The big vision is to move past the reliance on any single country’s investment in this core life sciences infrastructure: It’s not to have a duplicative, parallel structure in Germany, nor to simply transplant a centralized system from the US to Germany. The goal is a fully open source, federated, safety net, embedded within the international community, with a strong global network of support. If PubMed as it is now falls, then this “PubMed 2.0” could carry the load forward. And if PubMed powers on, then aspects of what’s developed would be available for the NLM and any other services to use.

As Bastian’s post notes, one of the biggest problems with the idea is getting traditional publishers on board:

ZB MED has begun negotiations with publishers this month, and several gold Open Access publishers have already indicated their willingness to submit their meta-data to this project. In the Q&A part of the meeting, there was discussion about the challenge of getting commercial publisher participation. It’s going to take a lot to convince publishers to contribute, and getting the library/government consortia that pay for institutional subscriptions to include this in their contracts may be critical

Academic publishing is emerging as key battleground in this new assault on knowledge. Last month, the US health secretary, Robert F Kennedy Jr, threatened to ban government scientists from publishing in the top medical journals:

“We’re probably going to stop publishing in the Lancet, New England Journal of Medicine, Jama and those other journals, because they’re all corrupt,” the US health secretary said on the Ultimate Human podcast. He accused the publications of being controlled by pharmaceutical companies.
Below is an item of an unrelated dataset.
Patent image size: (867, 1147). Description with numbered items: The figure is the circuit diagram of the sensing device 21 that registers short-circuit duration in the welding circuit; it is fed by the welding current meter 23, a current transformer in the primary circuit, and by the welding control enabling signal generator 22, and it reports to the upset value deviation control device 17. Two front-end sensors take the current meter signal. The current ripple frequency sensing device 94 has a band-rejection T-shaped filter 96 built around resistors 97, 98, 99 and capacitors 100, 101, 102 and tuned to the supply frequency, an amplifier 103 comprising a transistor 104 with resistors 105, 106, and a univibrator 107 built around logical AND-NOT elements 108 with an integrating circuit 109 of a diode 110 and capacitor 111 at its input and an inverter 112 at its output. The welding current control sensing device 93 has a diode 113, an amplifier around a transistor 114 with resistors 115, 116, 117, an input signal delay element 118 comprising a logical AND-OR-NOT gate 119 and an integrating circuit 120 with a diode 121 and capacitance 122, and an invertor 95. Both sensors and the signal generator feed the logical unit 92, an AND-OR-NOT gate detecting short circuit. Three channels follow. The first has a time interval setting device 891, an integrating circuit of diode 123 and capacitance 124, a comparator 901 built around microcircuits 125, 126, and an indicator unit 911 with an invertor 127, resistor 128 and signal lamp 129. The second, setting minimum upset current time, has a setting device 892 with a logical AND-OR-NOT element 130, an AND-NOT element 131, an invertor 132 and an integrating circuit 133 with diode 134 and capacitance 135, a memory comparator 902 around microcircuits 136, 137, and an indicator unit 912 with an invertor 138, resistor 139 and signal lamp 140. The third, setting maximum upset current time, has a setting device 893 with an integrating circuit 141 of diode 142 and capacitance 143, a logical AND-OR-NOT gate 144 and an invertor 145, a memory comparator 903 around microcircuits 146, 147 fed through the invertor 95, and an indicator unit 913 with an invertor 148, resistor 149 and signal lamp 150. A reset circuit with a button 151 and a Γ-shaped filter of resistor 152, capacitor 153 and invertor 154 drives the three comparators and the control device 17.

Although he’s right that pharmaceutical companies do wield too much power in this world, his solution is arguably worse:

Kennedy outlined plans to launch government-run journals that would become “the preeminent journals” because National Institutes of Health (NIH) funding would anoint researchers “as a good, legitimate scientist”.
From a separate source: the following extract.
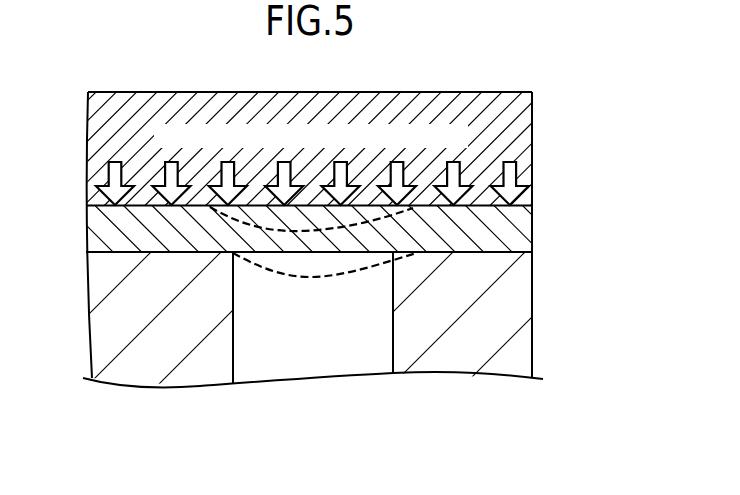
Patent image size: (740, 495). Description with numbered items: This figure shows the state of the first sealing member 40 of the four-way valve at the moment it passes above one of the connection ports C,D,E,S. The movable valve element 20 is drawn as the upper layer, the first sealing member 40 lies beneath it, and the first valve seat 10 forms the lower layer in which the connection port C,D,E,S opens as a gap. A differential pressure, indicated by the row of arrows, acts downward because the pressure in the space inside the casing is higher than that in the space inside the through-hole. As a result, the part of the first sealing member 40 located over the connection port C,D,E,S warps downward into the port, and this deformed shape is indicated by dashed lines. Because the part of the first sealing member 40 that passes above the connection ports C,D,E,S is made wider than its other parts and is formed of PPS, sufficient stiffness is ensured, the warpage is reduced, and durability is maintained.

The first valve seat 10 is at (522, 305).
The movable valve element 20 is at (522, 143).
The first sealing member 40 is at (523, 228).
The connection ports C,D,E,S is at (300, 356).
Government-run titles publishing “approved” research from “good, legitimate” scientists is a recipe for disaster. It’s part of a broader plan by the Trump administration to control every aspect of federally-funded research. Last month, in yet another executive order, Trump pledged to restore “Gold Standard Science.” Although superficially a welcome move, leading scientists have warned that it will “destroy American science as we know it.” They brand it as “Fool’s-Gold Standard Science.”

All these moves to restrict access to knowledge make re-inventing academic publishing even more urgent. The big publishers will doubtless implement any demands that Trump makes in an effort to preserve their healthy profits. Those could include refusing to publish scientists that have fallen foul of the Trump administration by daring to raise objections to the new approach, or by pointing out the harm it will cause.

Smaller open access publishers might step in and provide a global platform for those who have been banned in this way. However, they too are subject to commercial pressures, and may not want to take on the Trump administration. This underlines once more the importance of diamond open access, where no charge is made either to the researchers writing the papers, or to readers. Because of the underlying business model, diamond open access journals tend to be run on a shoestring, supported by grants from independent foundations. That makes them largely immune to even Donald Trump at his most vindictive. As the US war on knowledge sharpens, we can probably expect to see diamond open access titles emerge as the samizdats of the digital age.